E’ un bel pò di tempo che non sbaglio un libro, con questo ero certo di proseguire in questa personalissima serie positiva e così, naturalmente, è stato.
A me piace come scrive quest’uomo non ci sono scuse. Dovrei dire ragazzo, ha dieci anni meno di me, ma in fatto di esperienze, è assolutamente irraggiungibile.
Mi piace la sua scrittura senza troppi fronzoli, semplice a suo modo, ma di gran contenuto, contenuto che la mia lettura “ingenua” non mette mai in discussione.
Ricordo che ai tempi in cui lessi “Educazione Siberiana” sentivo tutti, critici e non, divisi sul fatto che i contenuti fossero più o meno reali, che lo scrittore avesse più o meno romanzato la sua storia. Una sera vid Nicolai Lilin che, invitato come ospite al programma di Chiambretti, fu sottoposto ad un pubblico processo da un discutibile quanto inutile personaggio con il quale probabilmente il Chiambretti condivide il neurone a giorni alterni.
Che importanza ha tutto questo quando un libro è capace di trasmettere emozioni a ritmo continuo molto molto più del più avvincente o drammatico dei film?
All’inizio di quest’ultimo infatti, non so se per quanto successo in precedenza, c’è una nota dell’autore che spiega che “i fatti raccontati sono volutamente in forma romanzesca” perchè appartenenti alla sua esperienza o a quella di persone a lui vicine, ma non importa per me Nicolai detto Kolima è sempre lui, dalla prima parola di “Educazione Siberiana” all’ultima drammatica frase della conclusione de “Il respiro del buio” che, buttata lì come postfazione e quasi superflua nel contesto del romanzo, ha fatto chiara luce su ciò che voglio in certi ambiti della vita.
Il respiro del buio” chiude la trilogia siberiana e racconta il viaggio rude e doloroso di un ex-combattente che porta i suoi problemi di reduce (PTSD) dal caos della Russia post-comunista alla solitudine della Taiga euro-asiatica (e ritorno).

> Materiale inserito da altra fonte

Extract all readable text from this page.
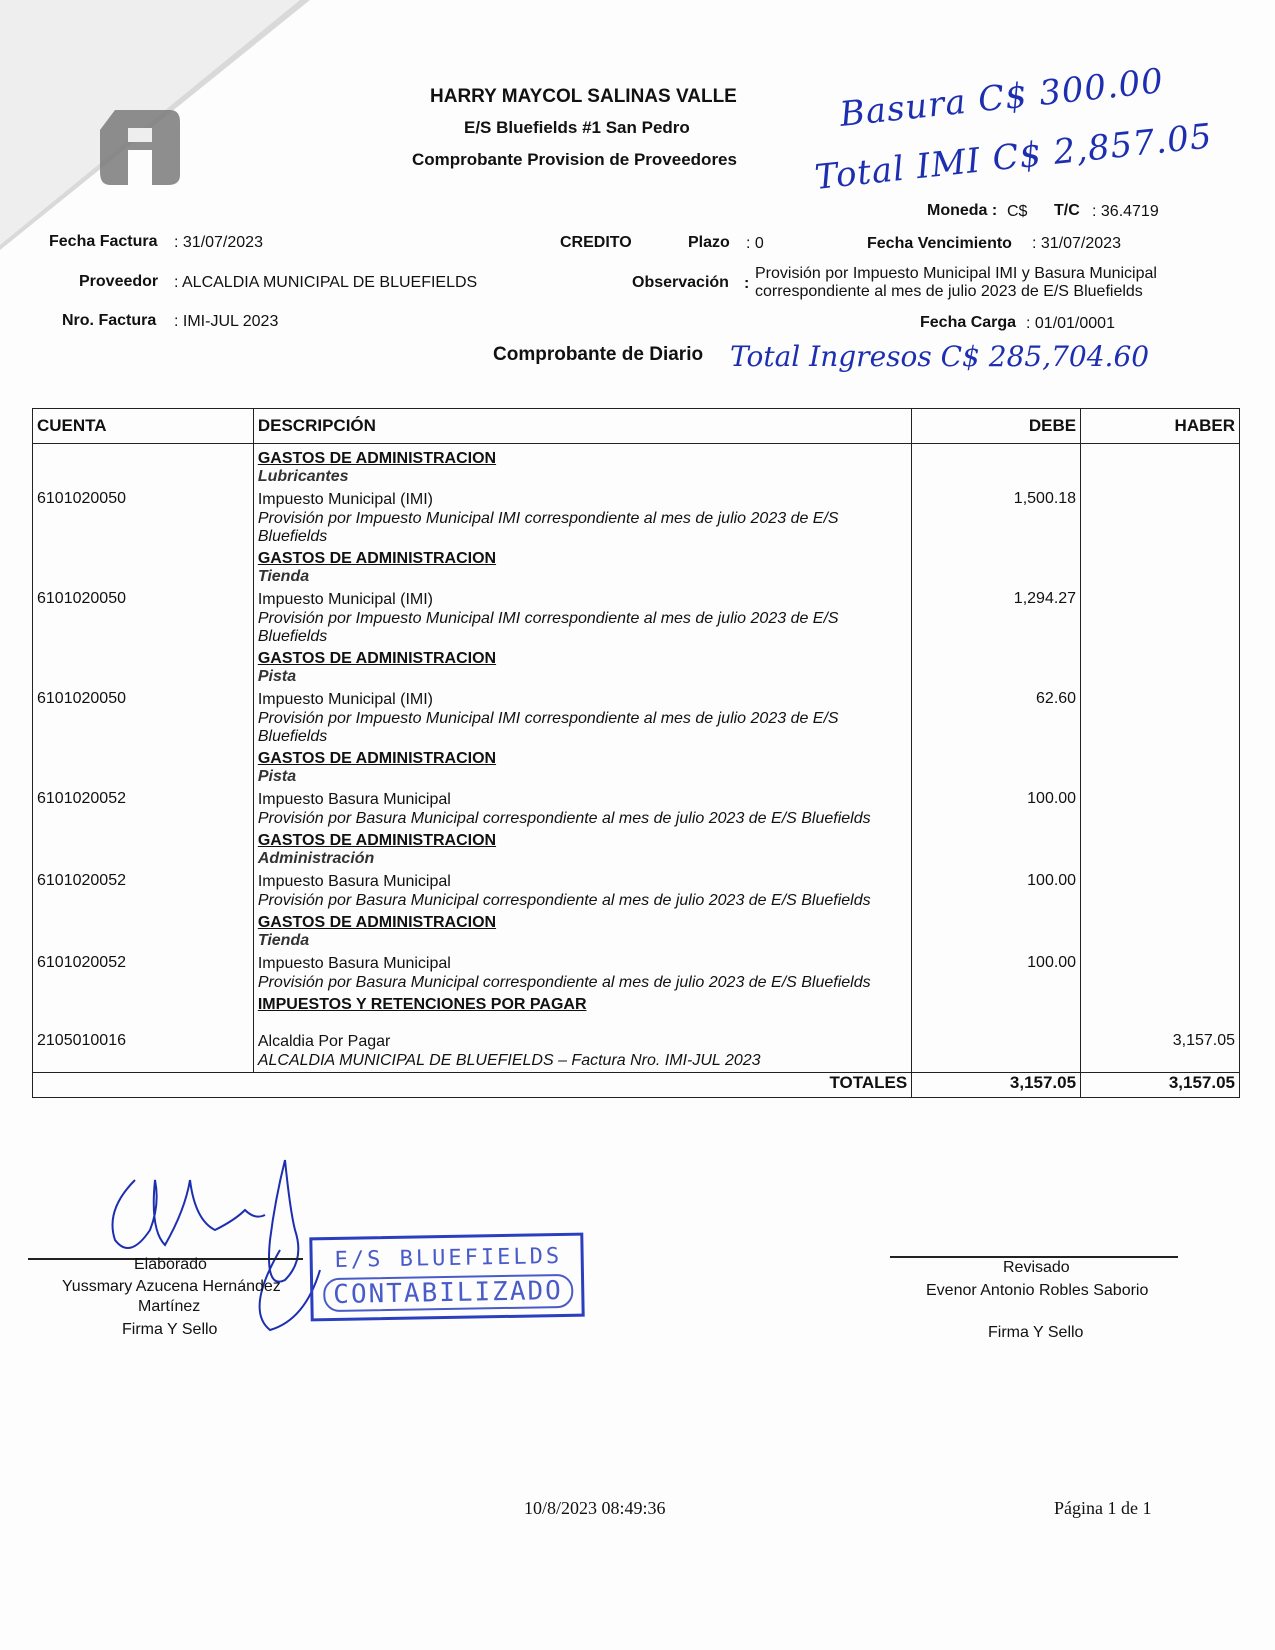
HARRY MAYCOL SALINAS VALLE
E/S Bluefields #1 San Pedro
Comprobante Provision de Proveedores
Basura C$ 300.00
Total IMI C$ 2,857.05
Moneda : C$ T/C : 36.4719
Fecha Factura : 31/07/2023	CREDITO	Plazo : 0	Fecha Vencimiento : 31/07/2023
Proveedor : ALCALDIA MUNICIPAL DE BLUEFIELDS	Observación :
Provisión por Impuesto Municipal IMI y Basura Municipal
correspondiente al mes de julio 2023 de E/S Bluefields
Nro. Factura : IMI-JUL 2023	Fecha Carga : 01/01/0001
Comprobante de Diario Total Ingresos C$ 285,704.60
CUENTA	DESCRIPCIÓN	DEBE	HABER

	GASTOS DE ADMINISTRACION
Lubricantes		

6101020050	Impuesto Municipal (IMI)
Provisión por Impuesto Municipal IMI correspondiente al mes de julio 2023 de E/S
Bluefields	1,500.18	

	GASTOS DE ADMINISTRACION
Tienda		

6101020050	Impuesto Municipal (IMI)
Provisión por Impuesto Municipal IMI correspondiente al mes de julio 2023 de E/S
Bluefields	1,294.27	

	GASTOS DE ADMINISTRACION
Pista		

6101020050	Impuesto Municipal (IMI)
Provisión por Impuesto Municipal IMI correspondiente al mes de julio 2023 de E/S
Bluefields	62.60	

	GASTOS DE ADMINISTRACION
Pista		

6101020052	Impuesto Basura Municipal
Provisión por Basura Municipal correspondiente al mes de julio 2023 de E/S Bluefields	100.00	

	GASTOS DE ADMINISTRACION
Administración		

6101020052	Impuesto Basura Municipal
Provisión por Basura Municipal correspondiente al mes de julio 2023 de E/S Bluefields	100.00	

	GASTOS DE ADMINISTRACION
Tienda		

6101020052	Impuesto Basura Municipal
Provisión por Basura Municipal correspondiente al mes de julio 2023 de E/S Bluefields	100.00	

	IMPUESTOS Y RETENCIONES POR PAGAR		

2105010016	Alcaldia Por Pagar
ALCALDIA MUNICIPAL DE BLUEFIELDS – Factura Nro. IMI-JUL 2023		3,157.05
	TOTALES	3,157.05	3,157.05
E/S BLUEFIELDS
CONTABILIZADO
Elaborado
Yussmary Azucena Hernández
Martínez
Firma Y Sello
Revisado
Evenor Antonio Robles Saborio
Firma Y Sello
10/8/2023 08:49:36	Página 1 de 1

Un reduce che rinasce dalla guerra in un mondo che evidentemente non riconosce e dal quale non è riconosciuto come uomo.
E’ stridente il contrasto tra la società alienante di una metropoli Russa del ventunesimo secolo e la dimensione umana quasi animalesca del bosco, due luoghi non-luoghi in entrambi i quali si lotta per la sopravvivenza come nella notte dei tempi. E nel racconto di queste cose Nicolai Lilin, per me, è un maestro indiscutibile.

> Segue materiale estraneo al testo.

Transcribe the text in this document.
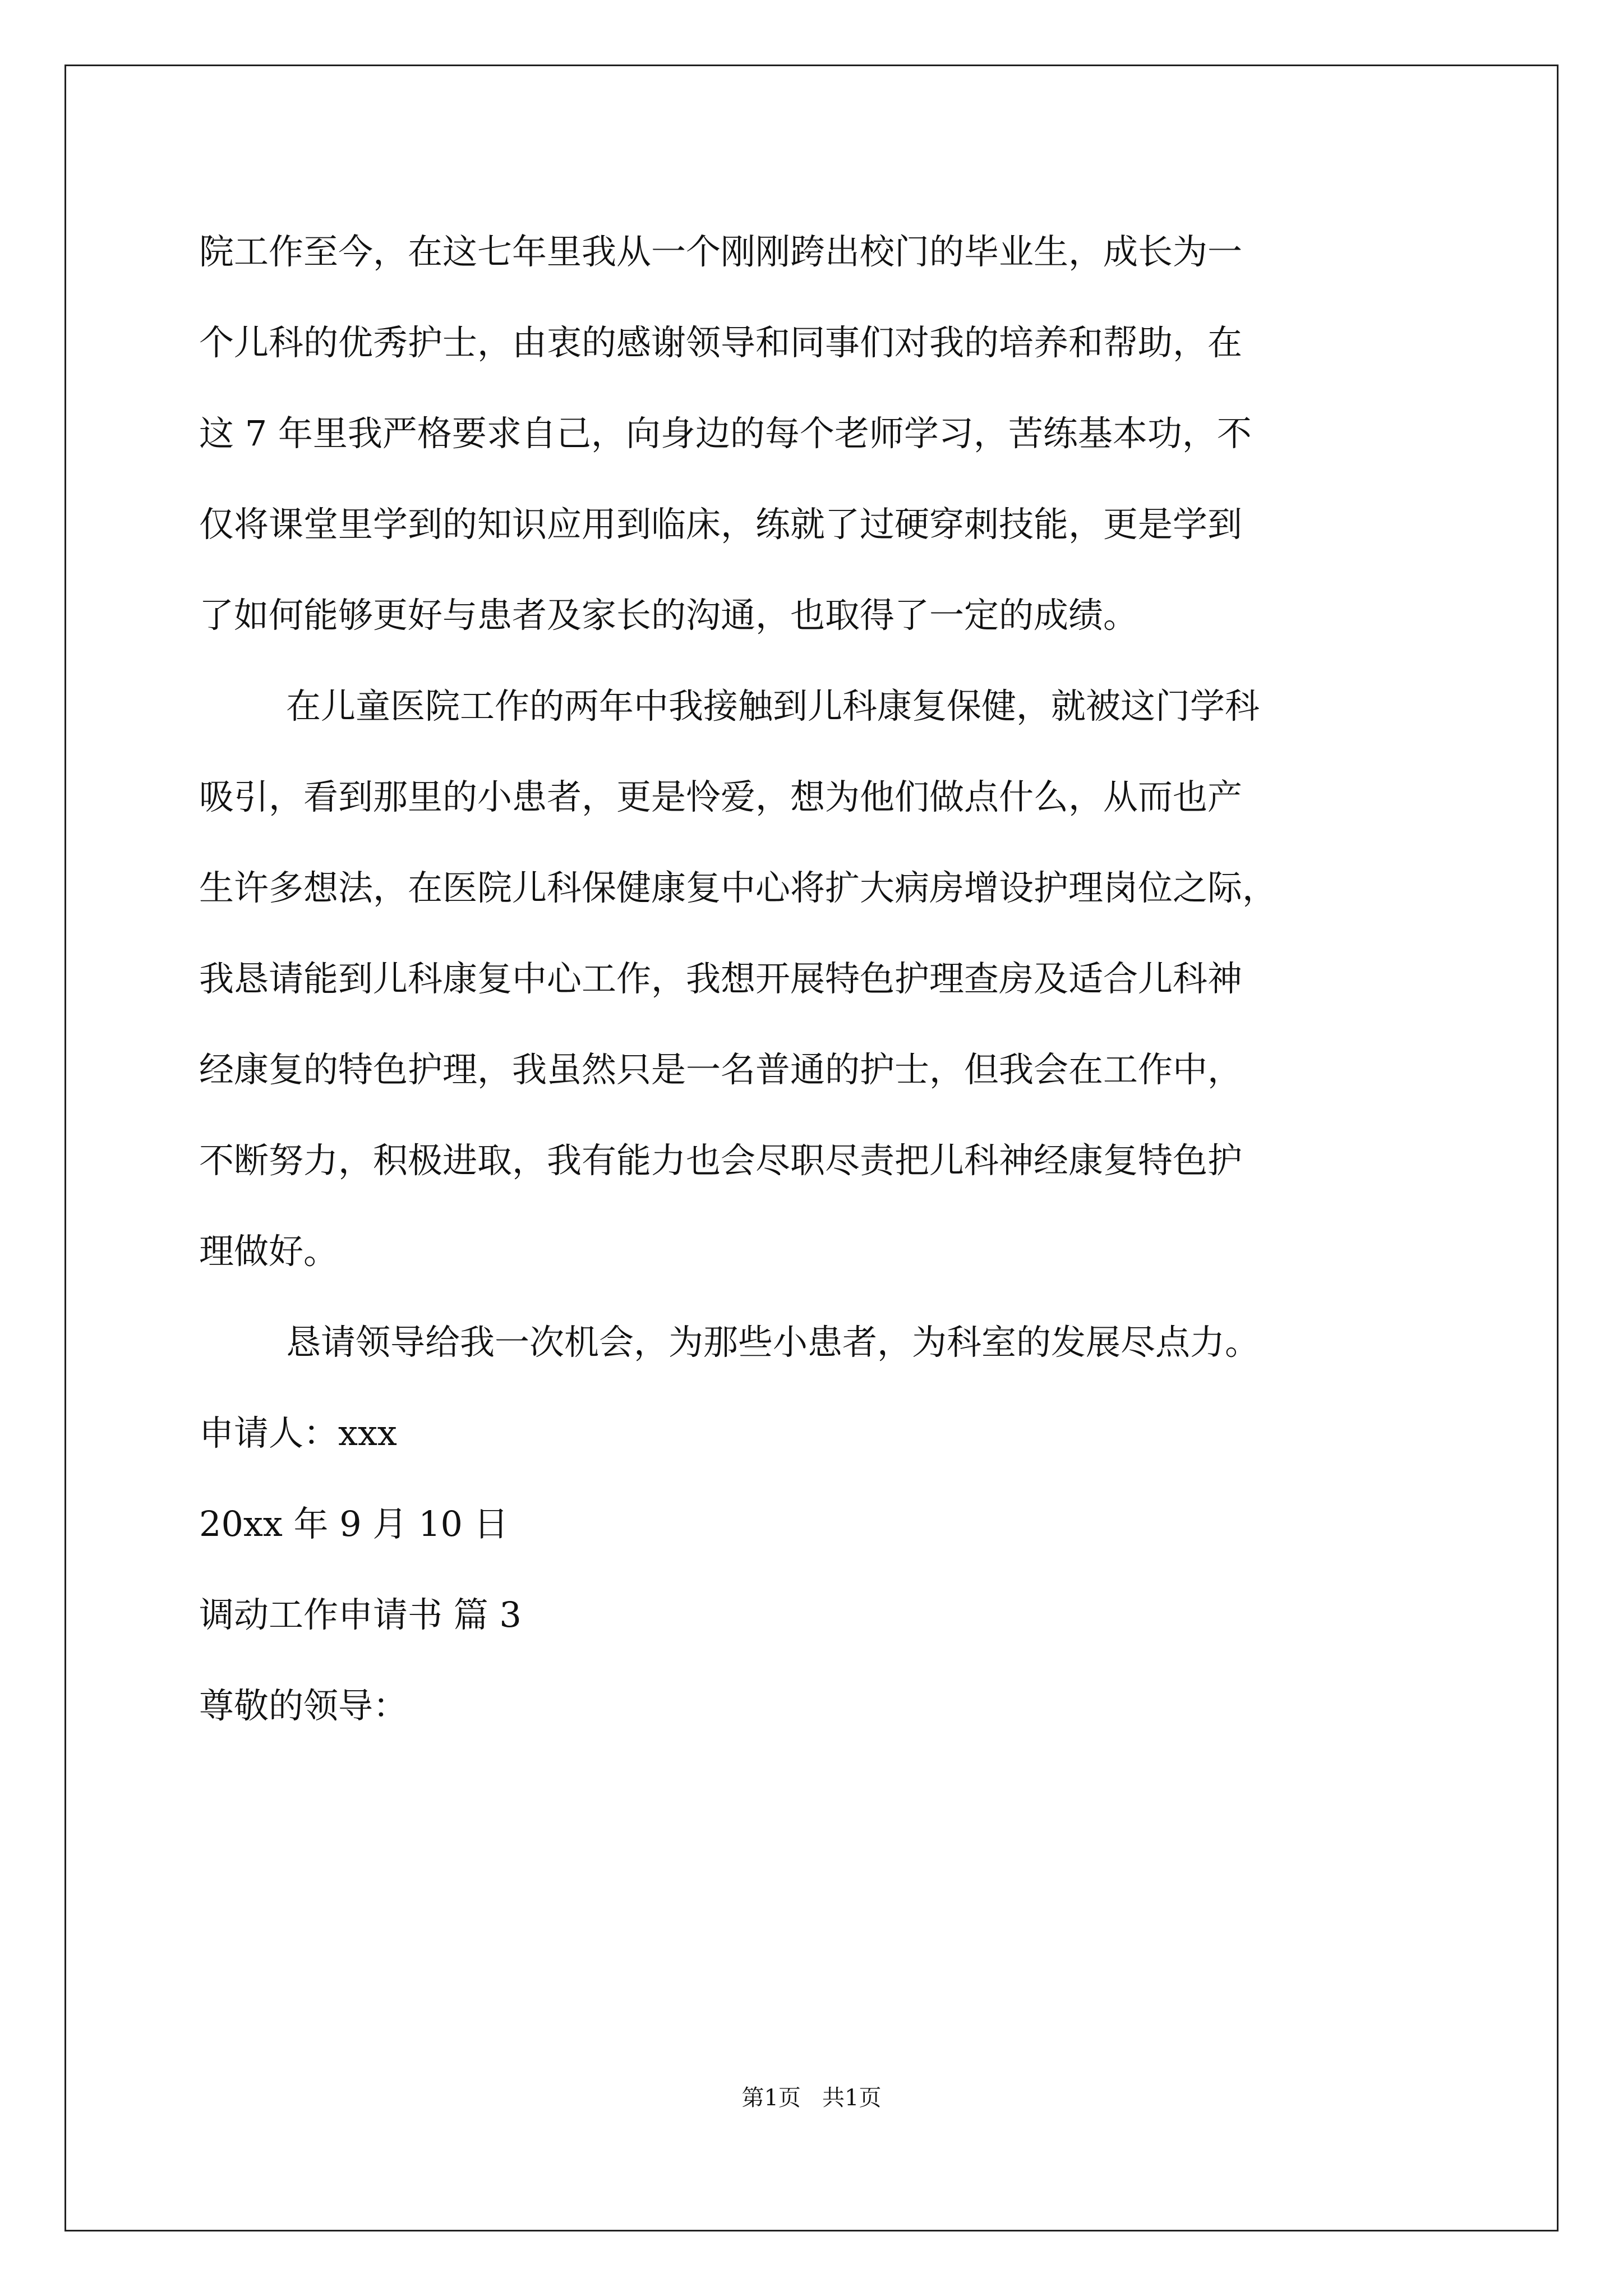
院工作至今，在这七年里我从一个刚刚跨出校门的毕业生，成长为一
个儿科的优秀护士，由衷的感谢领导和同事们对我的培养和帮助，在
这 7 年里我严格要求自己，向身边的每个老师学习，苦练基本功，不
仅将课堂里学到的知识应用到临床，练就了过硬穿刺技能，更是学到
了如何能够更好与患者及家长的沟通，也取得了一定的成绩。
在儿童医院工作的两年中我接触到儿科康复保健，就被这门学科
吸引，看到那里的小患者，更是怜爱，想为他们做点什么，从而也产
生许多想法，在医院儿科保健康复中心将扩大病房增设护理岗位之际，
我恳请能到儿科康复中心工作，我想开展特色护理查房及适合儿科神
经康复的特色护理，我虽然只是一名普通的护士，但我会在工作中，
不断努力，积极进取，我有能力也会尽职尽责把儿科神经康复特色护
理做好。
恳请领导给我一次机会，为那些小患者，为科室的发展尽点力。
申请人：xxx
20xx 年 9 月 10 日
调动工作申请书 篇 3
尊敬的领导：
第1页   共1页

Un libro del quale vorrei leggere il seguito domani, se un seguito mai ci sarà, ma che mi lascia lì con l’affascinante considerazione sul destino, che ad alcuni riserva una vita pseudo tranquilla e ad altri un percorso che prima di significare ‘tranquillità’ mette di fronte mille battaglie e viaggi in primitiva solitudine. E la sensazione che se su certe cose non abbiamo potere, su molte altre sì, con molta volontà, coraggio e un pò di fortuna.

Da leggere ascoltando: No Roots dei Faithless… un disco, una musica quella dei Faithless che alterna pezzi atmosferici che evocano un tramonto visto dalle finestre di una isba, con un camino acceso a fianco, ad autentiche bombe adrenaliniche che personalmente ascolterei in cuffia nel caos di una metropoli.